What do you need to consider?

Downsizer contributions aren’t tax deductible.

They don’t count towards your contribution caps, but may impact your transfer balance cap if you move your super balance into retirement phase (i.e. start a superannuation pension such as an account based pension).

As the contribution will count towards your total super balance, it may affect your ability to make future after-tax contributions if your total super balance exceeds $1.6 million3.

Unlike your home which is not assessed by Centrelink while it is your main residence, your super is assessed as an asset once you reach your Age Pension age. If you receive any means-tested social security or Department of Veterans’ Affairs income support payments, you should seek advice to understand the impact that making a Downsizer contribution will have on your entitlements.

Am I eligible?

To be eligible to make a Downsizer contribution:

  • you must be aged 65 or over
  • you (or your partner) must have owned the property for at least 10 years
  • the property must’ve been your main residence for tax purposes at some time while you owned it
  • the property you sell must be in Australia and doesn’t include caravans, mobile homes, or house boats
  • the contract of sale of the property must be entered into on or after 1 July 2018
  • the contribution to your super account must be made within 90 days of the settlement of your property, and
  • you're only able to make a Downsizer contribution with the sale proceeds from one eligible property in your lifetime, regardless of whether the1 cap has been fully used. 

How do I make a Downsizer contribution?

You will need to complete the Australian Taxation Office (ATO) approved form and send this to us together with your cheque at the time of making the contribution.

This information is reported by the trustee to the ATO. If the ATO determines that you don’t meet the requirements to make a Downsizer contribution, penalties may apply.

If you don’t submit the form, the contribution is treated as an after-tax contribution (ie non-concessional contribution) and a determination is made whether the super trustee can accept this contribution. If it cannot be accepted, it will be refunded to you. If it can be accepted, the contribution is assessed against your non-concessional contribution cap. If you exceed your cap, significant penalties may apply.

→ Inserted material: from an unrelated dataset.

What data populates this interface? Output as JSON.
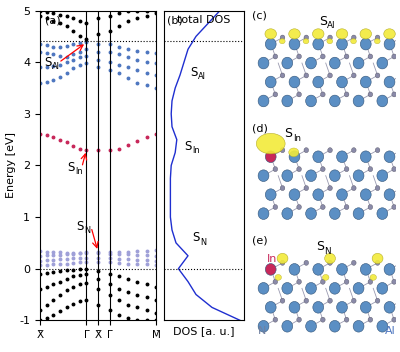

For more information or to access the required form, please visit the ATO Website.




Important information

The information about super has been prepared without taking into account any particular person’s objectives, financial situation or needs. Before deciding to make a contribution to your super, interested persons should consider the appropriateness of this information having regard to their personal objectives, financial situations or needs.

1 The maximum Downsizer contribution that an individual can make is the lesser of:

  • $300,000 or
  • Proceeds received on the sale of one eligible property.
Where members of a couple wish to make Downsizer contributions in respect of the same dwelling, the total Downsizer contributions made in respect of the same eligible property must not in total exceed the lesser of $600,000 or the total sale proceeds.
Any advice and information in this publication is of a general nature only. Any general tax information provided in this publication is intended as a guide only and is based on our general understanding of taxation laws. It is not intended to be a substitute for specialised taxation advice or an assessment of an individual’s liabilities, obligations or claim entitlements that arises, or could arise, under taxation law, and we recommend that you consult a registered tax agent.